Ancient Lake on Mars Turned Salty for a Spell, Curiosity Rover Finds

By Mike Wall 3 hours ago Science & Astronomy

Gale Crater's water apparently didn't stay drinkable forever.

This September 2016 self-portrait of NASA's Curiosity Mars rover shows the vehicle in the scenic
Murray Buttes area on lower Mount Sharp. (Image: NASA/JPL-Caltech/MSSS)

NASA's Curiosity Mars rover may have just captured a snapshot of the Red Planet's long-ago Great Drying.

Curiosity has detected relatively high levels of sulfate salts in the rocks of Gale Crater, a new study reports.
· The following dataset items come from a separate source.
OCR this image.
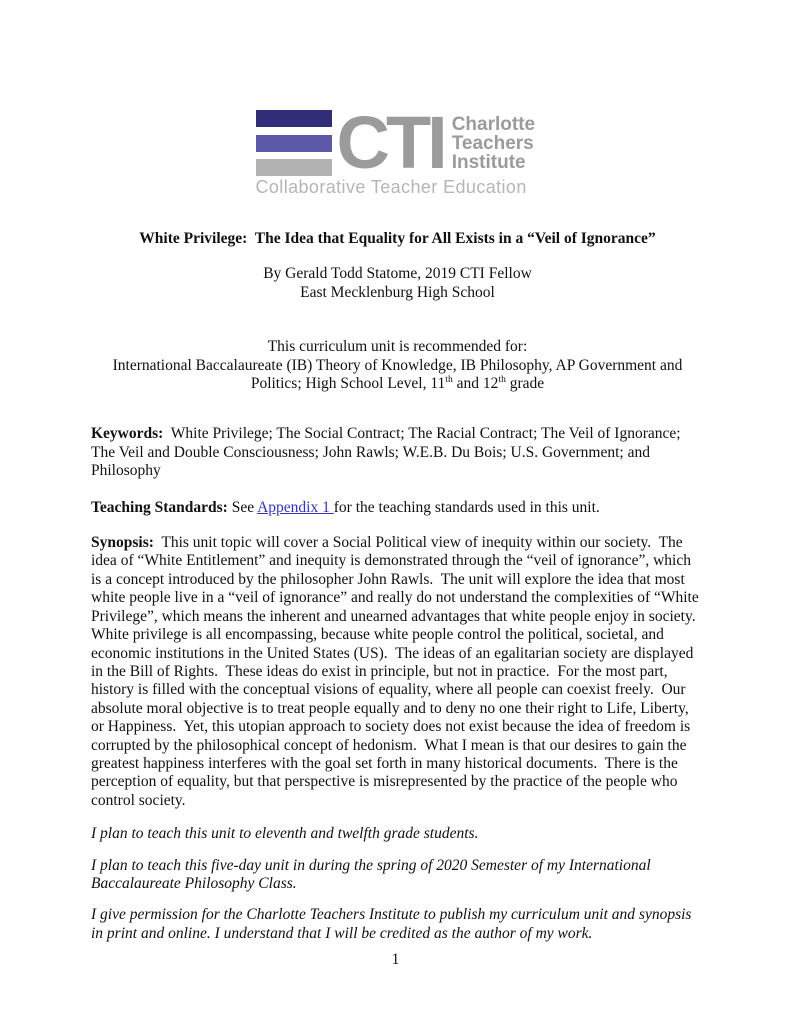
CTI Charlotte
Teachers
Institute
Collaborative Teacher Education
White Privilege:  The Idea that Equality for All Exists in a “Veil of Ignorance”

By Gerald Todd Statome, 2019 CTI Fellow

East Mecklenburg High School

This curriculum unit is recommended for:

International Baccalaureate (IB) Theory of Knowledge, IB Philosophy, AP Government and
Politics; High School Level, 11th and 12th grade

Keywords:  White Privilege; The Social Contract; The Racial Contract; The Veil of Ignorance; The Veil and Double Consciousness; John Rawls; W.E.B. Du Bois; U.S. Government; and Philosophy

Teaching Standards: See Appendix 1 for the teaching standards used in this unit.

Synopsis:  This unit topic will cover a Social Political view of inequity within our society.  The idea of “White Entitlement” and inequity is demonstrated through the “veil of ignorance”, which is a concept introduced by the philosopher John Rawls.  The unit will explore the idea that most white people live in a “veil of ignorance” and really do not understand the complexities of “White Privilege”, which means the inherent and unearned advantages that white people enjoy in society.  White privilege is all encompassing, because white people control the political, societal, and economic institutions in the United States (US).  The ideas of an egalitarian society are displayed in the Bill of Rights.  These ideas do exist in principle, but not in practice.  For the most part, history is filled with the conceptual visions of equality, where all people can coexist freely.  Our absolute moral objective is to treat people equally and to deny no one their right to Life, Liberty, or Happiness.  Yet, this utopian approach to society does not exist because the idea of freedom is corrupted by the philosophical concept of hedonism.  What I mean is that our desires to gain the greatest happiness interferes with the goal set forth in many historical documents.  There is the perception of equality, but that perspective is misrepresented by the practice of the people who control society.

I plan to teach this unit to eleventh and twelfth grade students.

I plan to teach this five-day unit in during the spring of 2020 Semester of my International Baccalaureate Philosophy Class.

I give permission for the Charlotte Teachers Institute to publish my curriculum unit and synopsis in print and online. I understand that I will be credited as the author of my work.

1
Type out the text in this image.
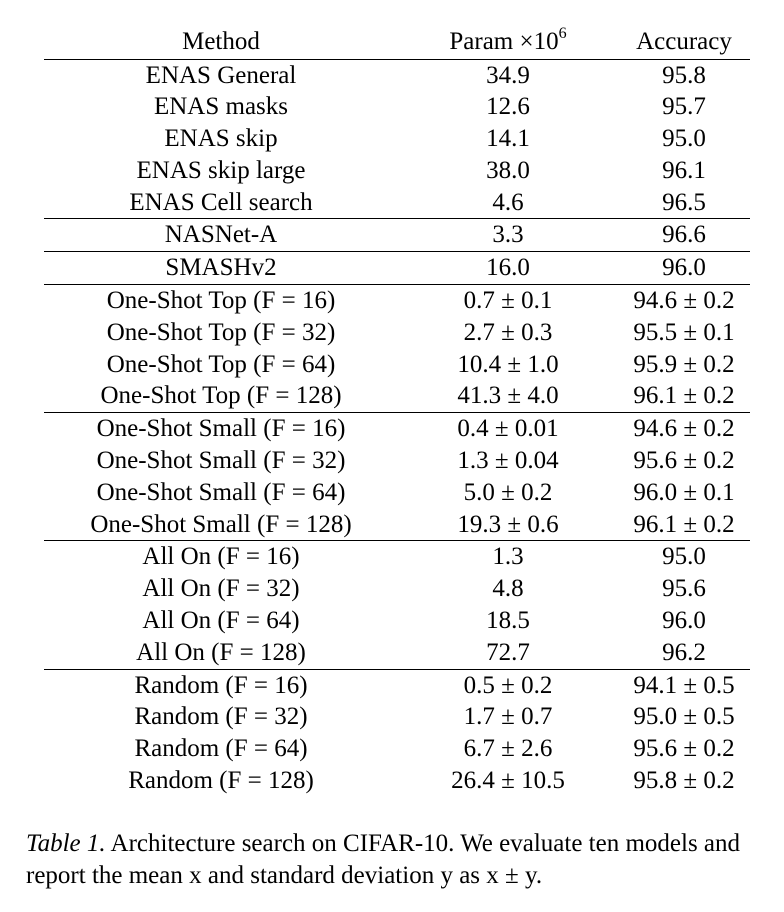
Method	Param $\times 10^6$	Accuracy
ENAS General	34.9	95.8
ENAS masks	12.6	95.7
ENAS skip	14.1	95.0
ENAS skip large	38.0	96.1
ENAS Cell search	4.6	96.5
NASNet-A	3.3	96.6
SMASHv2	16.0	96.0
One-Shot Top (F = 16)	0.7 ± 0.1	94.6 ± 0.2
One-Shot Top (F = 32)	2.7 ± 0.3	95.5 ± 0.1
One-Shot Top (F = 64)	10.4 ± 1.0	95.9 ± 0.2
One-Shot Top (F = 128)	41.3 ± 4.0	96.1 ± 0.2
One-Shot Small (F = 16)	0.4 ± 0.01	94.6 ± 0.2
One-Shot Small (F = 32)	1.3 ± 0.04	95.6 ± 0.2
One-Shot Small (F = 64)	5.0 ± 0.2	96.0 ± 0.1
One-Shot Small (F = 128)	19.3 ± 0.6	96.1 ± 0.2
All On (F = 16)	1.3	95.0
All On (F = 32)	4.8	95.6
All On (F = 64)	18.5	96.0
All On (F = 128)	72.7	96.2
Random (F = 16)	0.5 ± 0.2	94.1 ± 0.5
Random (F = 32)	1.7 ± 0.7	95.0 ± 0.5
Random (F = 64)	6.7 ± 2.6	95.6 ± 0.2
Random (F = 128)	26.4 ± 10.5	95.8 ± 0.2
Table 1. Architecture search on CIFAR-10. We evaluate ten models and report the mean x and standard deviation y as x ± y.
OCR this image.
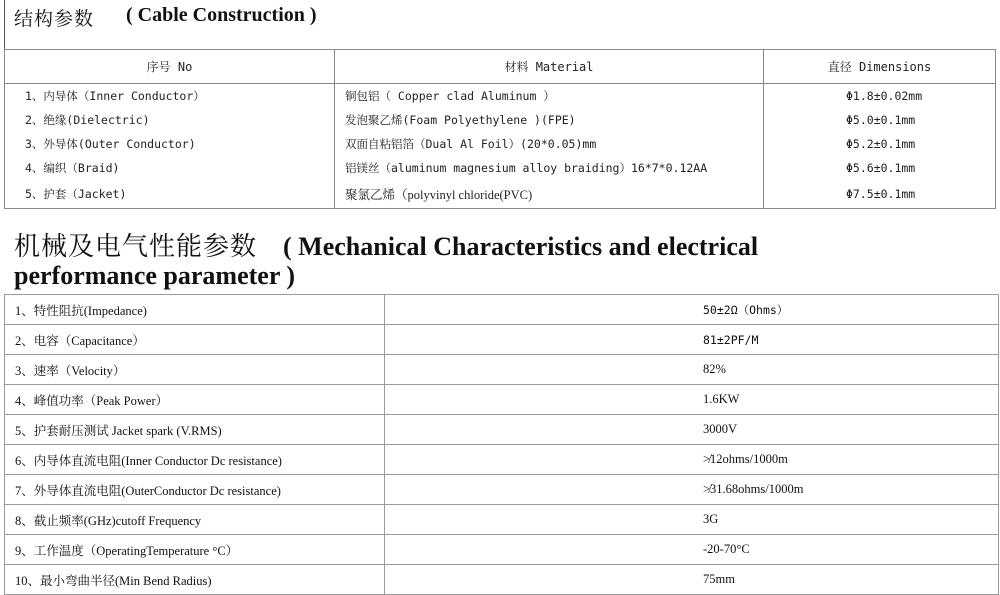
结构参数 ( Cable Construction )
序号 No	材料 Material	直径 Dimensions
1、内导体（Inner Conductor）	铜包铝（ Copper clad Aluminum ）	Φ1.8±0.02mm
2、绝缘(Dielectric)	发泡聚乙烯(Foam Polyethylene )(FPE)	Φ5.0±0.1mm
3、外导体(Outer Conductor)	双面自粘铝箔（Dual Al Foil）(20*0.05)mm	Φ5.2±0.1mm
4、编织（Braid)	铝镁丝（aluminum magnesium alloy braiding）16*7*0.12AA	Φ5.6±0.1mm
5、护套（Jacket)	聚氯乙烯（polyvinyl chloride(PVC)	Φ7.5±0.1mm
机械及电气性能参数 ( Mechanical Characteristics and electrical
performance parameter )
1、特性阻抗(Impedance)	50±2Ω（Ohms）
2、电容（Capacitance）	81±2PF/M
3、速率（Velocity）	82%
4、峰值功率（Peak Power）	1.6KW
5、护套耐压测试 Jacket spark (V.RMS)	3000V
6、内导体直流电阻(Inner Conductor Dc resistance)	≯12ohms/1000m
7、外导体直流电阻(OuterConductor Dc resistance)	≯31.68ohms/1000m
8、截止频率(GHz)cutoff Frequency	3G
9、工作温度（OperatingTemperature °C）	-20-70°C
10、最小弯曲半径(Min Bend Radius)	75mm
Gale hosted a lake-and-stream system in the ancient past, and the newfound salts were likely concentrated by evaporation during a period of low water levels, researchers said.

This period may have been part of a normal cyclical fluctuation, a regular climatic change perhaps driven by recurring shifts in Mars' axial tilt or orbital parameters. "Alternatively, a drier Gale lake might be a sign of long-term, secular global drying of Mars, posited based on orbital observations," the scientists wrote in the new study, which was published online today (Oct. 7) in the journal Nature Geoscience.

A planet transformed
Mars was once a relatively warm and wet world, complete with rivers and lakes and, most researchers believe, an ocean covering a large swath of the planet's northern hemisphere.